Childs does a fascinating and thought-provoking job of explaining the immensely complicated world of collecting cultural stuff, mostly buried artifacts, whether held in private collections or public museums. He finds no easy answers, but whether you collect an Anasazi pot from the American Southwest or, in our case, a hand-made wooden shuttle given as a present from a man to a woman (perhaps a father to a daughter?), the value of a piece is greatly enhanced by knowing and sharing where it came from – its provenance.
My maternal grandmother Josepha Bushey was the Queen of Provenance. What I’ve found so interesting about going through her memorabilia (she died in Newton, KS, in 1980), is that she left stories with almost every item she saved. Her methods were low-tech (most often a hand-written note pinned to a piece of fabric), but they give us not only a window into her past, but a window into life at an earlier time.
Take this little square of black netting. Alone, it is just a worthless scrap of fabric that might as easily go to Goodwill as to the trash. Instead, I learn from my grandmother’s note that she attended Marymount College in Salinas, Kansas, in the 1920s – and that she had to wear this veil to chapel every day, accompanying her uniform of navy wool serge with a stiff white collar and cuffs. But, she notes, they could wear a dress of their choice on Sundays (after church, that is). That’s a lot of information out of so small and seemingly insignificant an artifact. And she wrote many such notes.
In our museum, we of course have artifacts that bear similar tags – such as “Mary Wait Allis’ neckchief, worn to church when church was in the middle of the road, about 1840.” But for every object that bears that much of a note, we have 10 with nothing more than an item name, collection number and donor.

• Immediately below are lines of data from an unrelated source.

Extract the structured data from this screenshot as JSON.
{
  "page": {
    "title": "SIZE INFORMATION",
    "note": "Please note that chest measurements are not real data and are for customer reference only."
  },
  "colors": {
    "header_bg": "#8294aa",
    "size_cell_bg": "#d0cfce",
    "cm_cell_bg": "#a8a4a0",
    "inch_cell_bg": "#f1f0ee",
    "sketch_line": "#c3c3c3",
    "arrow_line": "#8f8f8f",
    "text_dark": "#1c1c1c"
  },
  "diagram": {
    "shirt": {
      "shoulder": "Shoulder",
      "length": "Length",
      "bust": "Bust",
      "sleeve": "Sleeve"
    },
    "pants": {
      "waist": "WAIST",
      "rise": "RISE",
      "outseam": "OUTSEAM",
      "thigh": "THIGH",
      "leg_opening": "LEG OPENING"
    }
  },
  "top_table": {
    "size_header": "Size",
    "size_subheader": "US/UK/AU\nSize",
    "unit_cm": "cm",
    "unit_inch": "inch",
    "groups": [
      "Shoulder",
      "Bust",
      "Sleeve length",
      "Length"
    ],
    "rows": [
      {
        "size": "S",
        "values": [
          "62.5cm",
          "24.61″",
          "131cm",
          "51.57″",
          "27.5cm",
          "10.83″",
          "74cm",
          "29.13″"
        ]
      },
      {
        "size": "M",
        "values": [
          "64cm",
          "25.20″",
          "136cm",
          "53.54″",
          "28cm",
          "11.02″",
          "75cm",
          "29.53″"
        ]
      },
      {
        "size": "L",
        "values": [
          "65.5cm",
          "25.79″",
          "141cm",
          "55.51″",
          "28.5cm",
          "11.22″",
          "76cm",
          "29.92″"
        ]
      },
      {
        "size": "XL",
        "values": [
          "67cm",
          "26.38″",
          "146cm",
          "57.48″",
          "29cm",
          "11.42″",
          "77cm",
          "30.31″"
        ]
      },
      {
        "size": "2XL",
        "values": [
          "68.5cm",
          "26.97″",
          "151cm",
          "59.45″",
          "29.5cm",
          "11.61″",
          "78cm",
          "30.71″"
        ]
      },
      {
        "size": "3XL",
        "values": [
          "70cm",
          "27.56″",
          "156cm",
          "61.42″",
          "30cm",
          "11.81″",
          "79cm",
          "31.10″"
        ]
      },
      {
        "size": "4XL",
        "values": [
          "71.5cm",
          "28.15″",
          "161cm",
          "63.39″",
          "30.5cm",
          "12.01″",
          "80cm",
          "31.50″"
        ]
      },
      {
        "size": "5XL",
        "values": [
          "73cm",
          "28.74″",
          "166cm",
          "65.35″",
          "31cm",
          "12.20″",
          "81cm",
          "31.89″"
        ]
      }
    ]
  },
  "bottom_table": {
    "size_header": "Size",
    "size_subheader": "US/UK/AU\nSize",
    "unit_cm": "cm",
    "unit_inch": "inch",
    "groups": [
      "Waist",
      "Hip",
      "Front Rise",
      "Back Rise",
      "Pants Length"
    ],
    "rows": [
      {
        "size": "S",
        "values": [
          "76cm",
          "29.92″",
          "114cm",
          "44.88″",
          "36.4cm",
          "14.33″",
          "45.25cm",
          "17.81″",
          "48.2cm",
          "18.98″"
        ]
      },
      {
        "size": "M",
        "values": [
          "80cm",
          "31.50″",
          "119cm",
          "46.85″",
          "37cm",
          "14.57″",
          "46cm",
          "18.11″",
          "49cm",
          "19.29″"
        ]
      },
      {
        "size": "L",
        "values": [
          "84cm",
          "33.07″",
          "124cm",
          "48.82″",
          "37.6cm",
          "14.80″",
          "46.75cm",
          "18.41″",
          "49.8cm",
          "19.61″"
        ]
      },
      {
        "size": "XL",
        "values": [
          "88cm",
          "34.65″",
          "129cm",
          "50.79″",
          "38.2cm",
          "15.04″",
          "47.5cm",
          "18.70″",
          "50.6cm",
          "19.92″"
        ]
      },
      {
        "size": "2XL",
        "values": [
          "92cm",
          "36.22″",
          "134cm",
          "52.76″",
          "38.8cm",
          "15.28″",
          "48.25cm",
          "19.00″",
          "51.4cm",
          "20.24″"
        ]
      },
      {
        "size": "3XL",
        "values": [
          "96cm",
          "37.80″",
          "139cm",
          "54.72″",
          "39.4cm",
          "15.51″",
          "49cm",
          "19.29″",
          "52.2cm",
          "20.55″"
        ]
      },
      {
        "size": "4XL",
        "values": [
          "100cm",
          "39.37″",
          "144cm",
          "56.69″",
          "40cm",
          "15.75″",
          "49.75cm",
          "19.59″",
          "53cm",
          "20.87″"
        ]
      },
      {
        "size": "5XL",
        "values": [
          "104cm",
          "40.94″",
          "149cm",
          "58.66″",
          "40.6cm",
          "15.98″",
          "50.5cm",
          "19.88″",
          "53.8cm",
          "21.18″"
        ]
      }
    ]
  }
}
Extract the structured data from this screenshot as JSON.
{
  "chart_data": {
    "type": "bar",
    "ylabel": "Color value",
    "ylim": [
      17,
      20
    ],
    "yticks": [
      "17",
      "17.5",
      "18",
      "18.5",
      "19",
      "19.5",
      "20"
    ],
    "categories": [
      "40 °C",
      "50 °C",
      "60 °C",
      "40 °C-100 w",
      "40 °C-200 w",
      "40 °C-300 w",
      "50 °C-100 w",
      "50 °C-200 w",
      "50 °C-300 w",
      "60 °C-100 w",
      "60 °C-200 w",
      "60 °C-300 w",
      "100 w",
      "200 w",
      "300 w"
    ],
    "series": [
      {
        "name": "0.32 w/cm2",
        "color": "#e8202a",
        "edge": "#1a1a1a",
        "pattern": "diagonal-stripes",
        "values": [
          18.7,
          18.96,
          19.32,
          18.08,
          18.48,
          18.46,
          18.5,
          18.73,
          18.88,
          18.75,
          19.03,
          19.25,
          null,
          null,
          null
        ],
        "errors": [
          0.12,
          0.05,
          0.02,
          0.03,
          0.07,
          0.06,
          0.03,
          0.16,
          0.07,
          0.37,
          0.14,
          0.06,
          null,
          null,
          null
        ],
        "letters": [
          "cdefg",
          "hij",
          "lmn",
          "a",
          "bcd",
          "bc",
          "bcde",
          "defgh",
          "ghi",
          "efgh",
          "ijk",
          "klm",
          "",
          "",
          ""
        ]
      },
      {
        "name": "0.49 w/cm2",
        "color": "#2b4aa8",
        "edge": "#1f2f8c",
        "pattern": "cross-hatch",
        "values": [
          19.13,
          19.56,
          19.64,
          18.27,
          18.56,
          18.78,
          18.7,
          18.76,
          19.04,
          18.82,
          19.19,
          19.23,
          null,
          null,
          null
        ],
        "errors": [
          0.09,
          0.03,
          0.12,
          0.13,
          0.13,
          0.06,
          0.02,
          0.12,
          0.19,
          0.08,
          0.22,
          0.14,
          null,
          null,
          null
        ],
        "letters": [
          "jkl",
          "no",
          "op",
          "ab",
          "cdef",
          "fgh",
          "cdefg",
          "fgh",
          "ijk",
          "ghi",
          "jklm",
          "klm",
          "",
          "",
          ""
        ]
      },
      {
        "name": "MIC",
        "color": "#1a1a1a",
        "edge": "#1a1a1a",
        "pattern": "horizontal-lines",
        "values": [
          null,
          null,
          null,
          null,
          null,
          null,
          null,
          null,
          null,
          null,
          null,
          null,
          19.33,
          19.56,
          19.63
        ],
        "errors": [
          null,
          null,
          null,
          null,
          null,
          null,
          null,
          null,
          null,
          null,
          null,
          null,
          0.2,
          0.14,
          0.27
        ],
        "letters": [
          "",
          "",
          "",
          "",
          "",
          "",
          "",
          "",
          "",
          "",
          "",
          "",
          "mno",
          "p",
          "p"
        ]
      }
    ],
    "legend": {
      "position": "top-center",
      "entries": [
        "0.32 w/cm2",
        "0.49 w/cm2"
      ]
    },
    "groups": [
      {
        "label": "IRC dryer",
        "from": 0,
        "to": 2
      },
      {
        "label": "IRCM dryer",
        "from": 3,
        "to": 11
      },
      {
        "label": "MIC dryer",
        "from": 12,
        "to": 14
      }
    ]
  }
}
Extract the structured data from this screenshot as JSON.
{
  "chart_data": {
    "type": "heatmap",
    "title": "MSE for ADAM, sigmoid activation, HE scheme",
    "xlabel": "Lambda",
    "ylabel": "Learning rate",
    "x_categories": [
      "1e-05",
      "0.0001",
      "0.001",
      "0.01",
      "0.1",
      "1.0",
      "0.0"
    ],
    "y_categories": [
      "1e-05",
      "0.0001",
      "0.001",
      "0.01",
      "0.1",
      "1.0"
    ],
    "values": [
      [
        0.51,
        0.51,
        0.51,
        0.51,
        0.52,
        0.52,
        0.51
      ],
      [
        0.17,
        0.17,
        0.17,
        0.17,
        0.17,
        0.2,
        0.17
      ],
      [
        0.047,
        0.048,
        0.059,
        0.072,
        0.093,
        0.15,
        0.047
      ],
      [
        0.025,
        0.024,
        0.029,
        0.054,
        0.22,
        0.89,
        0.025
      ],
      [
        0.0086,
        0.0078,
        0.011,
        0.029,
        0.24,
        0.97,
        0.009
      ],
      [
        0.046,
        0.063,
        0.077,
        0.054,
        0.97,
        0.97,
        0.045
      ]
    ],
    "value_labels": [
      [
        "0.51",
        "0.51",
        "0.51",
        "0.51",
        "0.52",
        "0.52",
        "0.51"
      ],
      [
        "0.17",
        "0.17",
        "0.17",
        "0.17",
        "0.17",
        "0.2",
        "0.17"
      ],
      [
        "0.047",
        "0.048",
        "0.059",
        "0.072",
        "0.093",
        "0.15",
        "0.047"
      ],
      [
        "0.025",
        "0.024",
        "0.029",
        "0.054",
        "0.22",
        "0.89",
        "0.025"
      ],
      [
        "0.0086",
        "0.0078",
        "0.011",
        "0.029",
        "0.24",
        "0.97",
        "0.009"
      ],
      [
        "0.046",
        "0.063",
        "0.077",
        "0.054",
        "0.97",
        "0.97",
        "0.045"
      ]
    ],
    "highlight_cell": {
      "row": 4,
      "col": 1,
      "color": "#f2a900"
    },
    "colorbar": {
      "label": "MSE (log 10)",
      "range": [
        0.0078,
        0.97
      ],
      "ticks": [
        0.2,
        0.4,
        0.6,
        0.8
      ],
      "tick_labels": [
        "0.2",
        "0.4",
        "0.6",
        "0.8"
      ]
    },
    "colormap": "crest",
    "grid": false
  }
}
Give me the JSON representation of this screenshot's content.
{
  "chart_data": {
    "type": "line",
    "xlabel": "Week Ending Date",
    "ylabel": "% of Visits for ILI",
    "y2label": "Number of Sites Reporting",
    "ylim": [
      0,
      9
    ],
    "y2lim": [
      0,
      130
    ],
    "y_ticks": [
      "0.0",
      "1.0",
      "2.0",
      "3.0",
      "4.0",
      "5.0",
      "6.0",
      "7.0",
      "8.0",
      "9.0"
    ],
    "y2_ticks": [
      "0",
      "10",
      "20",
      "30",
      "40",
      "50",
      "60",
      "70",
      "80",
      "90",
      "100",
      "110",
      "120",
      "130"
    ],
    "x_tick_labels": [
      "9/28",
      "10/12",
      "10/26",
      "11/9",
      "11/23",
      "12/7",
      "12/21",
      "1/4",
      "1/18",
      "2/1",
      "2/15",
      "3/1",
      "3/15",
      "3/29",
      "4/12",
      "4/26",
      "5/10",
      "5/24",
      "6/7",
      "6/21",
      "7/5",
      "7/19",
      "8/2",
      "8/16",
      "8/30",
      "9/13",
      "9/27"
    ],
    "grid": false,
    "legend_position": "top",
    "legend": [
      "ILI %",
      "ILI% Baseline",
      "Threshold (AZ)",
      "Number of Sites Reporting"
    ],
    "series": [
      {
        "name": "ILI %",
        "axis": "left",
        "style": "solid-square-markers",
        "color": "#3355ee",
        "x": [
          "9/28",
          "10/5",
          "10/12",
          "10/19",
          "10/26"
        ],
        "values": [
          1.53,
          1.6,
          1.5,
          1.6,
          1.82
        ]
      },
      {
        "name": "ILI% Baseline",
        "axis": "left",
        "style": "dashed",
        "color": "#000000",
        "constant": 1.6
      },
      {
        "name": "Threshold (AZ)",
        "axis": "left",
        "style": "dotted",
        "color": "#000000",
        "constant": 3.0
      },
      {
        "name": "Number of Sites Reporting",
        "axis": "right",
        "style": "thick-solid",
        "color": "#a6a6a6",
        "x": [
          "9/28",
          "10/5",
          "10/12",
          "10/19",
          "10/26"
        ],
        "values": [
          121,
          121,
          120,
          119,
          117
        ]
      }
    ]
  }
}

In most cases we can’t produce an orphan artifact’s provenance now – it is too late. But my grandmother’s anecdotes have made me realize two things: one, that I should start writing notes for my own (and my children’s) keepsakes, and two, that I should try to get stories and context with every new artifact that comes to our museum.
As Child’s says in his book Finders Keepers, “We may be making more archaeology all the time, but once the original context is lost, that story is over.”
*This post will be the first of several that reference Craig Childs’ Finders Keepers, as he raised so many thought-provoking issues relevant to the plight and challenges our local historical museum faces today.